Hombre rico, hombre pobre
Matxo Kallaghan
Leyendo, como estaba, una novela llena de odio, pasión, sexo, alcohol y mierda, no se me ocurrió nada especial. Por esta razón, mientras mis ojos recorrían las letras, y las páginas pasaban con el impulso de unos dedos que debían ser los míos, yo no estaba ya allí. Bebí un vaso de agua y con una extraña ansiedad, me introduje en la peor y más asquerosa cama que en mi cerda vida haya intendado dormir.
Esa noche como era frecuente, me desperté muchas veces. Desde que estaba allí no veía en mí nada que me diferenciara de los demás. Todos éramos unos criminales o al menos eso decían tres meses y trece días después de haber ingresado por haber robado un coche, un banco semivacío y echar dos tiros al aire. Mi conciencia estaba tranquila. Lo que me pudría era el contacto que tenía que mantener con los presos de mi galería. La mayoría eran unos hijos de puta, y yo a veces lo decía. En mala hora. La convivencia se hace difícil en un lugar así.
Al tercer día de mi llegada pedí un cigarro a un tal Jackson, llevaba tres días sin fumar. Antes fumaba una o dos cajetillas a diario.
No tenía a nadie, ni dinero, y la vida en el maco es muy cara. Yo no tenía ningún documento, era extranjero y tenía dos robos con tenencia ilícita de armas a cuestas. Averigüaron mi nacionalidad y mi identidad, aunque esto último les resultó un poco difícil. Les expliqué de donde venía, por supuesto que me creyeron pero hicieron falta unas cuantas intentonas y como consecuencia meé con sangre unos días y necesité gafas oscuras, Jackson me las negó aludiendo a la oscuridad de mi celda. Cómo odiaba a este personaje.
Al cuarto mes me enteré en una entrevista, la primera, con mi abogado, de que tenía abogado no de oficio. Parece que mi familia se enteró de lo sucedido por medio de la embajada. Un mes más tarde salí del talego bajo fianza y me repatriaron. El viaje, en barco, fue algo agradable, de poco ligo de no ser por mi vacío mental y mi borrachera en aquellos momentos.
Al tocar tierra vi a mi padre que vino a recojerme. Llegué a él y me empezó a preguntar cosas. ¿Qué hacía en Brasil?, ¿por qué me había ido?, ¿cómo?, ¿cómo podía haber manchado así su nombre?, ¿cuándo iba a devolverle no sé cuántos miles de cruceiros? Esto último es lo que más me jodió.
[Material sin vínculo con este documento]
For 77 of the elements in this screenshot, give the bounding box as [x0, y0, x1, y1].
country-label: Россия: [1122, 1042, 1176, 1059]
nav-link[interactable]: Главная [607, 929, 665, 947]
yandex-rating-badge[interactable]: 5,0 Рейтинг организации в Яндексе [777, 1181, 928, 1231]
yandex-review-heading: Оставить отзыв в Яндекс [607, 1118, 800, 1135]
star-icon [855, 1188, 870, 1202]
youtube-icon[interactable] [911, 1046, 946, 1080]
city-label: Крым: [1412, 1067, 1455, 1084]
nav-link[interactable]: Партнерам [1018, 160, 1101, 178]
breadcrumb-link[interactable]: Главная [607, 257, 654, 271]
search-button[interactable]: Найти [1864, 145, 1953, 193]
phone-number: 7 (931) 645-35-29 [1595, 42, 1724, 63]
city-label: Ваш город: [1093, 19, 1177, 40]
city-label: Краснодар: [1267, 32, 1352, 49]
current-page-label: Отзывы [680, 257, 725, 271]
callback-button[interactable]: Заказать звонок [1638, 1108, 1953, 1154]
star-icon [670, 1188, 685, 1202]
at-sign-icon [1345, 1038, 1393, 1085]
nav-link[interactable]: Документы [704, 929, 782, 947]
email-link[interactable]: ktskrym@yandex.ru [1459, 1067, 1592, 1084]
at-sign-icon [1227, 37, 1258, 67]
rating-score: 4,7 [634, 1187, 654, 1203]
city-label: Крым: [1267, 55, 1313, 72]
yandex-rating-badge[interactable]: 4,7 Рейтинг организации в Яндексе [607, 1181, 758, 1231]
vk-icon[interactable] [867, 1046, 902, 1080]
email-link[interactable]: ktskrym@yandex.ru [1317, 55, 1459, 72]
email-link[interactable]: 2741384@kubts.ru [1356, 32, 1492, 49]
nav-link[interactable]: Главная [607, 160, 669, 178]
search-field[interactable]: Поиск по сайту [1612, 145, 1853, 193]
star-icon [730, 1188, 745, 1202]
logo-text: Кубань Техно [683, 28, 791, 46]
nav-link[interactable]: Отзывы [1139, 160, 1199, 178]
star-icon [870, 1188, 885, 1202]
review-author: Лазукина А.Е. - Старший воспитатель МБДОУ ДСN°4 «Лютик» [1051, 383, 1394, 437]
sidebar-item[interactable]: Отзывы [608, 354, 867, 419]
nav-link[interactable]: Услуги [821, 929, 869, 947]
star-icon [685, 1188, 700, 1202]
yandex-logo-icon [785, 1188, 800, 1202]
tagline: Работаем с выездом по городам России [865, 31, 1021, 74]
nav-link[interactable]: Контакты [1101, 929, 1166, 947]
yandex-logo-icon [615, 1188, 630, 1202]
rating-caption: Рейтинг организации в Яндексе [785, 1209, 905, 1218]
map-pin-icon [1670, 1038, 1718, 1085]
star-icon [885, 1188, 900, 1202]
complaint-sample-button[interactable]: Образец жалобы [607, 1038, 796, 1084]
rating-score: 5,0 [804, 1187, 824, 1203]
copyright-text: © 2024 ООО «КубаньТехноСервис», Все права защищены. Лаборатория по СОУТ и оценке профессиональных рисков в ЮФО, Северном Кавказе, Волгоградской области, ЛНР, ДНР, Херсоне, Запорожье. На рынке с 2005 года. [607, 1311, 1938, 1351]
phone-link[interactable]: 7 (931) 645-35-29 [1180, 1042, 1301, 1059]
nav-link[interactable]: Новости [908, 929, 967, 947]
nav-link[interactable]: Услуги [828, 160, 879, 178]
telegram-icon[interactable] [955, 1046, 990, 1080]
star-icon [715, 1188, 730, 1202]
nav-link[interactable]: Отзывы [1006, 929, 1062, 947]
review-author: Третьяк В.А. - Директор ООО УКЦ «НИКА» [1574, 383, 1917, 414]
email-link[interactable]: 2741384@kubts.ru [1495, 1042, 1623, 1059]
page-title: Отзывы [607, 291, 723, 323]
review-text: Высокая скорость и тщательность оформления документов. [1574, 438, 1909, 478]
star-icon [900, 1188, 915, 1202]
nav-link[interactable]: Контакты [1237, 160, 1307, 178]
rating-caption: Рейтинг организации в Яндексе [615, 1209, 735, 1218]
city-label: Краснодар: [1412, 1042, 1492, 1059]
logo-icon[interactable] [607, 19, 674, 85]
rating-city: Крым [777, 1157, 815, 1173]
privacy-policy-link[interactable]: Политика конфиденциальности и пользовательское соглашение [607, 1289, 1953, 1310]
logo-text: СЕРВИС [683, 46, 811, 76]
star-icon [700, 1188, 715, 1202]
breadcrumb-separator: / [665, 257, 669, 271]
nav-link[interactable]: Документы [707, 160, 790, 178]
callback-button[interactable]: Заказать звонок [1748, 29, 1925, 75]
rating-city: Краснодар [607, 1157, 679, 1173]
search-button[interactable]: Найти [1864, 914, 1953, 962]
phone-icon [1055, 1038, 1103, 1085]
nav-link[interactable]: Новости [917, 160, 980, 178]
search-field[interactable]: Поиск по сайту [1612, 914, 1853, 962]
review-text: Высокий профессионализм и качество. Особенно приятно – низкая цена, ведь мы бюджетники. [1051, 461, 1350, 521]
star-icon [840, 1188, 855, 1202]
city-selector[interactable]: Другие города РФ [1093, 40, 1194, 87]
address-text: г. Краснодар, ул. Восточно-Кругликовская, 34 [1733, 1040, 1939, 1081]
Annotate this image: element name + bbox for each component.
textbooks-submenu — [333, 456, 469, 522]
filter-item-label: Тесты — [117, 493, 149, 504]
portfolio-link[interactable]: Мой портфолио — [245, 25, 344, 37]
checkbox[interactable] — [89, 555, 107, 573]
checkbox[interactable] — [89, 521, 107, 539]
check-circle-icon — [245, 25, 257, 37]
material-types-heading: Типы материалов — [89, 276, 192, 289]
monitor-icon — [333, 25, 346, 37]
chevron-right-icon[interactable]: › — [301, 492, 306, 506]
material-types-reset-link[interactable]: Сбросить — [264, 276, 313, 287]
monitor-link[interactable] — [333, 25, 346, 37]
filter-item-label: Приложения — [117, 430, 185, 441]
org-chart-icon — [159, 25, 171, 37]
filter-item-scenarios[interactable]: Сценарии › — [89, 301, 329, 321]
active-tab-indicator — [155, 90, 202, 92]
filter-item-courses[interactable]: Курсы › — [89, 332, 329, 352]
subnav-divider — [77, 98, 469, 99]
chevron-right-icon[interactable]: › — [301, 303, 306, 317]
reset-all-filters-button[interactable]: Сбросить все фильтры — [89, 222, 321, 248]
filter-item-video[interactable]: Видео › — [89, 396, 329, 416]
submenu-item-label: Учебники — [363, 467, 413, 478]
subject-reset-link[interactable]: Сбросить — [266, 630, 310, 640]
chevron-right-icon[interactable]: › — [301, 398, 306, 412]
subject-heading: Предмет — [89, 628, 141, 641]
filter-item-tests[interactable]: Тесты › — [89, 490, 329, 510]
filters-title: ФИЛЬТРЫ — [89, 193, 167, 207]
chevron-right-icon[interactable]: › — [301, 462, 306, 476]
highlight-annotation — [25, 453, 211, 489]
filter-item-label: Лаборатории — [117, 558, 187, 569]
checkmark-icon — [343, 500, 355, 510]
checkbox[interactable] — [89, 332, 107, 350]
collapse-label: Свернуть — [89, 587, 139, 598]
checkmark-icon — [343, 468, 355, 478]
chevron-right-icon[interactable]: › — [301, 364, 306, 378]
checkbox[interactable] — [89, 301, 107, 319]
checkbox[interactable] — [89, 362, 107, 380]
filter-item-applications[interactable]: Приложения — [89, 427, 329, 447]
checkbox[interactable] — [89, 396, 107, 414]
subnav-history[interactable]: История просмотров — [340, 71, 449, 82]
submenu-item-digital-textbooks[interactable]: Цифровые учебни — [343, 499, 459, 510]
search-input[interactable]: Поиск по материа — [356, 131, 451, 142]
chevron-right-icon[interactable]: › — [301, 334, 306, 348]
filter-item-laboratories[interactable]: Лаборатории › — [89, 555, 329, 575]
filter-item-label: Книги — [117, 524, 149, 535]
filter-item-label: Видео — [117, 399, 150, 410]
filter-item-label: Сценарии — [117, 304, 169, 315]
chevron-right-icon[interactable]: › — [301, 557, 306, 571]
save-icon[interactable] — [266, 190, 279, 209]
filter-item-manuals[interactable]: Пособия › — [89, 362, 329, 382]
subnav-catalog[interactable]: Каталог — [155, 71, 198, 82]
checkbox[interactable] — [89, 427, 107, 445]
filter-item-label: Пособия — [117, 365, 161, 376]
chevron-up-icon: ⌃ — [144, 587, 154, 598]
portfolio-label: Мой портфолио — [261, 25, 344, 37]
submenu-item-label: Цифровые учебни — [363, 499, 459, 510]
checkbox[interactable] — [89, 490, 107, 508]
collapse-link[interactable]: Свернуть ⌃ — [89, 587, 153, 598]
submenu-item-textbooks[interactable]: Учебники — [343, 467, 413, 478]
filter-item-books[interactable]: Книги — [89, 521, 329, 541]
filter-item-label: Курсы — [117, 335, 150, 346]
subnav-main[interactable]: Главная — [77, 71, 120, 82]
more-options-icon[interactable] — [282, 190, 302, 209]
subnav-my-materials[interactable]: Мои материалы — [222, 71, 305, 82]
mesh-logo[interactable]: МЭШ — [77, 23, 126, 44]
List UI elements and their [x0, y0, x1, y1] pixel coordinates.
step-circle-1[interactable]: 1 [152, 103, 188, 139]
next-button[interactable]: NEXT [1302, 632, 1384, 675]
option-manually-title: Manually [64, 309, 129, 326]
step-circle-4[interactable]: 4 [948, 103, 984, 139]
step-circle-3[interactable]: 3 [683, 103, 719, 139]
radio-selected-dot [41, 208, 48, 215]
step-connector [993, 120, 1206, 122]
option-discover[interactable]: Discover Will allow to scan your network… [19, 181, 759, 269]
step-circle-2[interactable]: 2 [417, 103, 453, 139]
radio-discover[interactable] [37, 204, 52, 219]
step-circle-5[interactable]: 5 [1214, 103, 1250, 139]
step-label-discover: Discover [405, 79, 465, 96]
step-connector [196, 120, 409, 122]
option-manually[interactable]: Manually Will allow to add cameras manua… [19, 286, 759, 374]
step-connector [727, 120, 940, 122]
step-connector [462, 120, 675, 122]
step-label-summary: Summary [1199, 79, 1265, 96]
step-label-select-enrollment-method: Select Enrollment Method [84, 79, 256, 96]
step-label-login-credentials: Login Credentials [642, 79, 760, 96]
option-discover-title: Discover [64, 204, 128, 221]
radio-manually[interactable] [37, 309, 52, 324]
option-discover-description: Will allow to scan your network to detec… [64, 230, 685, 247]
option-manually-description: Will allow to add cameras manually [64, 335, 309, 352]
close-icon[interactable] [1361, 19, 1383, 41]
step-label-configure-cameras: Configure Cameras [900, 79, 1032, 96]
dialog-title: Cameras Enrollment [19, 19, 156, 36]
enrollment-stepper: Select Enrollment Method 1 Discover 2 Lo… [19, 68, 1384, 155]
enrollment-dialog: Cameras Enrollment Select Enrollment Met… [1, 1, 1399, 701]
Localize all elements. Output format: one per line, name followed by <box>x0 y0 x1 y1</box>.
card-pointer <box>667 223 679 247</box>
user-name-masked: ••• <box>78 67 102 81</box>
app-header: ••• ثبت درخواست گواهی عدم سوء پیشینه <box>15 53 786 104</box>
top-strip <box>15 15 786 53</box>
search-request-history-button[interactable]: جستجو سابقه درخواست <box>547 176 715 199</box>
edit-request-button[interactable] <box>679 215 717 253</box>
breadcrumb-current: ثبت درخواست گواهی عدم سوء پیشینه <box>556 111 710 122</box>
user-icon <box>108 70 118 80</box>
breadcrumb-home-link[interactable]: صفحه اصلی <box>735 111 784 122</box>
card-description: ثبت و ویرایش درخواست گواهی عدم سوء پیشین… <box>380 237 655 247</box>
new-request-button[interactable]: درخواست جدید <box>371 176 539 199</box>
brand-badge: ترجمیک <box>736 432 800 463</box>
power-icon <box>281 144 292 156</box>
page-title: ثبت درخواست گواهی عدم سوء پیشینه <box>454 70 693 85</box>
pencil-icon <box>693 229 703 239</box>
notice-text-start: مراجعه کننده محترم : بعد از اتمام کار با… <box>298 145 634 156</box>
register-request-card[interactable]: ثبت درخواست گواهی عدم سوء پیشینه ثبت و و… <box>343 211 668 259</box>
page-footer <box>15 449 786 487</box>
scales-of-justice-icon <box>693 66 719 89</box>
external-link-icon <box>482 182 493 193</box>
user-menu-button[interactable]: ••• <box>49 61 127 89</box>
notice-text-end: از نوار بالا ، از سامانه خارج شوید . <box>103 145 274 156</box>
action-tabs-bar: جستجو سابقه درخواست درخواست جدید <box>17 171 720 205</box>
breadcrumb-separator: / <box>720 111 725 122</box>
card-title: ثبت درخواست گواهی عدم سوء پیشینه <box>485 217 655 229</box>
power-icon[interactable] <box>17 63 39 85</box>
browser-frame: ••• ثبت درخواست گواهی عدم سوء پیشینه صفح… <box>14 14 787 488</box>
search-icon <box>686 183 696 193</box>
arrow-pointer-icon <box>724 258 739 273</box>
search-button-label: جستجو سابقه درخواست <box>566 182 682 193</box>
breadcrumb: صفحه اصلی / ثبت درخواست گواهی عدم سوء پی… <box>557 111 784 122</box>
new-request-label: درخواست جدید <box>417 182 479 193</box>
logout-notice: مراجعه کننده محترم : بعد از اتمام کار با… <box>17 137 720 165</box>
Monté en el coche más elegante del aparcamiento, y no se me ocurrió nada mejor que preguntarle si me dejaría llevarlo. Me negó con la cabeza y con una satánica mirada. Insistí diciéndole que estaría cansado pues él había conducido mucho ya. Me dijo alguna chorrada sin sentido que me volvió a crispar. El asiento era reclinable, un buen lugar para quedarme dormido escuhando a los "Coros del ejército ruso".
Pasaron varias horas antes de llegar a casa. Hacía dos años que no la pisaba y pocas ganas me quedaron de hacerlo. María, la ama de llaves, tenía su día libre, y mis hermanos hacía seis años o así que se habían casado y colocado. Demasiada casa para mi padre y para mí. Cenamos unos platos precocinados y me despedí del viejo después de pedirle algo de dinero para salir a dar una vuelta. Me negó el dinero. Salí y fui al "Cristina" y la sorpresa fue mundial. Pronto, ya no tenía nada que decir y mucho que mear. Marché hacia casa completamente borracho. Al día siguiente tuve que pedir prestado dinero a un amigo y dije a mi padre que me parecía que no me iba a quedar mucho tiempo en casa, lo suficiente para renovar mi documentación. Estuve dos semanas analizando sin interés las propuestas de trabajo que me hacía mi padre mientras me etilizaba hasta el culo.
Mi padre no dio tiempo a finalizar los trámites necesarios para la puesta a punto de mi documentación y me puso en la calle, no sin antes recordarme el asunto de los cruceiros. Le dije que cuando llegasen mis papeles los mandara a "objetos perdidos" en el ayuntamiento. Cantando un viejo blues bajé por la calle con los bolsillos vacíos y mis pocas pertenencias.
Ya estaba otra vez en la jungla, tenía que actuar con la cautela y la precisión necesarias para sobrevivir libre.